Functions to Polymorphic data types

Question

data Foo a is defined like:

data Foo a where
  Foo :: (Typeable a, Show a) => a -> Foo a
  -- perhaps more constructors

instance Show a => Show (Foo a) where
  show (Foo a) = show a

with some instances:

fiveFoo :: Foo Int
fiveFoo = Foo 5

falseFoo :: Foo Bool
falseFoo = Foo False

How can I define any function from b -> Foo a , for example:

getFoo :: (Show a, Typeable a) => String -> Foo a
getFoo "five" = fiveFoo
getFoo "false" = falseFoo

Here getFoo does not type check with Couldn't match type 'a' with 'Bool' .

The only thing that I am interested in here is for a to be of class Show so I can use getFoo like:

main = getLine >>= (print . getFoo)

Answer 1

You can use existential types to make a data type hide and "carry" a type class like Show around.

Note that using existential types like this is considered to be an anti-pattern in Haskell, and you probably want to consider carefully whether you really want to do this: being more explicit about your types is usually simpler, better, and less prone to bugs.
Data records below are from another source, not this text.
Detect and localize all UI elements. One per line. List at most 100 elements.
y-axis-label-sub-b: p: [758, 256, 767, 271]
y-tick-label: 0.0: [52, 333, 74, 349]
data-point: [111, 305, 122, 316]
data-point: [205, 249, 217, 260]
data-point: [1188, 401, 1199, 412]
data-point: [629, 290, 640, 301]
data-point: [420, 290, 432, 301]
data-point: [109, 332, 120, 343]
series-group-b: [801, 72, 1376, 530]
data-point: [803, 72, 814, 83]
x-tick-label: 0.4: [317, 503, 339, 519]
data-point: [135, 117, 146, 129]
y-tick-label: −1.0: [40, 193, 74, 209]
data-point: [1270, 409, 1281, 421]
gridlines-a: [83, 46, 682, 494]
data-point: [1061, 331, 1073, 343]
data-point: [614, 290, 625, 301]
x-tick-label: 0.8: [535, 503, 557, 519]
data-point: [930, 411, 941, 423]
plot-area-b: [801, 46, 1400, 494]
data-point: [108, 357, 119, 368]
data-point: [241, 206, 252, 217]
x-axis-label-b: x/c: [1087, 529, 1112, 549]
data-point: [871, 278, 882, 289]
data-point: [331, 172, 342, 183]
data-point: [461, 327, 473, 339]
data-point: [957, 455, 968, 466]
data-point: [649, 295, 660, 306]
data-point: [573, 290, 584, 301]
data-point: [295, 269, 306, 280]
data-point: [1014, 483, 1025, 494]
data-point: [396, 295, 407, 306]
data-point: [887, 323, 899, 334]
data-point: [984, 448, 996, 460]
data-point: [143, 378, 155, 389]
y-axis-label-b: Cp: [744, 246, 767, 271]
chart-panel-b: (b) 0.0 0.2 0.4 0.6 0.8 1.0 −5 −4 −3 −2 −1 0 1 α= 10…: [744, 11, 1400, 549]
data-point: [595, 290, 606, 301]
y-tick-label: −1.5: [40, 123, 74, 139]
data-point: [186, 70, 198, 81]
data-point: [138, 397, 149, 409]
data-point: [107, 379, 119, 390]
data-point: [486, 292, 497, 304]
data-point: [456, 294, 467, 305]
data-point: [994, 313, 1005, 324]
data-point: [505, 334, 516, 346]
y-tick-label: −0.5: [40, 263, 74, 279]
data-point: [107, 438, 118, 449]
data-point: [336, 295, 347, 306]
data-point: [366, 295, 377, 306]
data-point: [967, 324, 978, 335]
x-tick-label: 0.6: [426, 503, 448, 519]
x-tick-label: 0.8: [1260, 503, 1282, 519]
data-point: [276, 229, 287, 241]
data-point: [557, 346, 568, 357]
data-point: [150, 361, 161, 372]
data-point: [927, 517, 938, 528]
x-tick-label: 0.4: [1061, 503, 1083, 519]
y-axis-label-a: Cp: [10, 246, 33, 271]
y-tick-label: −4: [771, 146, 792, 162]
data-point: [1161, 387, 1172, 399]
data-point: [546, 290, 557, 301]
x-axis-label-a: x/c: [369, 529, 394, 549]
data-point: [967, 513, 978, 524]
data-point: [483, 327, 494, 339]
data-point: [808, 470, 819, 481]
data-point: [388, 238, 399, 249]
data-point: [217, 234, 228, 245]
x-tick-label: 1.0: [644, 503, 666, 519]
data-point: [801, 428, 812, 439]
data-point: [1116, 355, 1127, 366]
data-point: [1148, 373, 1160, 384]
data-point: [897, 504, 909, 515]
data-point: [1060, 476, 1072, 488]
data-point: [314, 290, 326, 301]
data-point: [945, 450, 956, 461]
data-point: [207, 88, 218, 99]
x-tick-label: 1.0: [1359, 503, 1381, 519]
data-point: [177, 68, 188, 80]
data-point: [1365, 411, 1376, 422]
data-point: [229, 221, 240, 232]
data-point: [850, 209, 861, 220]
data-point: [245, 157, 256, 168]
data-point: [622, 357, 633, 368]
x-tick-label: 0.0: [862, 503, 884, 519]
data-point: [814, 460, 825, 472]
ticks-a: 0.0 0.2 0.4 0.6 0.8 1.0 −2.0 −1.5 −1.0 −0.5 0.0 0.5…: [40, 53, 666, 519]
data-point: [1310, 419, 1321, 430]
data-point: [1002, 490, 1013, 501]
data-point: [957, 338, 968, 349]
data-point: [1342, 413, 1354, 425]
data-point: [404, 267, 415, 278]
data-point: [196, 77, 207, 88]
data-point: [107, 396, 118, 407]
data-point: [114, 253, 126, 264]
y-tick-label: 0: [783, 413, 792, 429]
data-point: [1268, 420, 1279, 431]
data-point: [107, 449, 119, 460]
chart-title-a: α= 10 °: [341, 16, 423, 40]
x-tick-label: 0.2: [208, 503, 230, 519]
However, that being said, if you really want to do this, here is how you would use existential types with your example:

{-# LANGUAGE ExistentialQuantification #-}

-- This Foo can only be constructed with instances of Show as its argument.
data Foo = forall a. Show a => Foo a

-- Note that there is no "Show a => ..." context here:
-- Foo itself already carries that constraint around with it.
instance Show Foo where
  show (Foo a) = show a


getFoo :: String -> Foo
getFoo "five" = Foo 5
getFoo "false" = Foo False

main = print . getFoo =<< getLine

Demonstration:

ghci> main
five
5
ghci> main
false
False

Answer 2

Perhaps you want to omit the type parameter from Foo.

data Foo where
  Foo :: (Typeable a, Show a) => a -> Foo

instance Show Foo where
  show (Foo a) = show a

fiveFoo :: Foo
fiveFoo = Foo (5 :: Int) -- (Foo 5) doesn't work because of ambiguity

falseFoo :: Foo
falseFoo = Foo False

getFoo :: String -> Foo
getFoo "five" = fiveFoo
getFoo "false" = falseFoo

print $ getFoo "five" -- prints '5'
print $ getFoo "false" -- prints 'False'

Answer 3

getFoo :: (Show a, Typeable a) => String -> Foo a
getFoo "five" = fiveFoo
getFoo "false" = falseFoo

If fiveFoo :: Foo Int and falseFoo :: Foo Bool , you're essentially asking for getFoo to return a different type depending on what value you feed it at run-time. You can't do that. In Haskell, all types must be known at compile-time .

If all you want to be able to do is convert the thing to a string, why not just store it as a string in the first place? I'm guessing the answer is that this is actually a simplification of the real problem you're trying to solve...(?)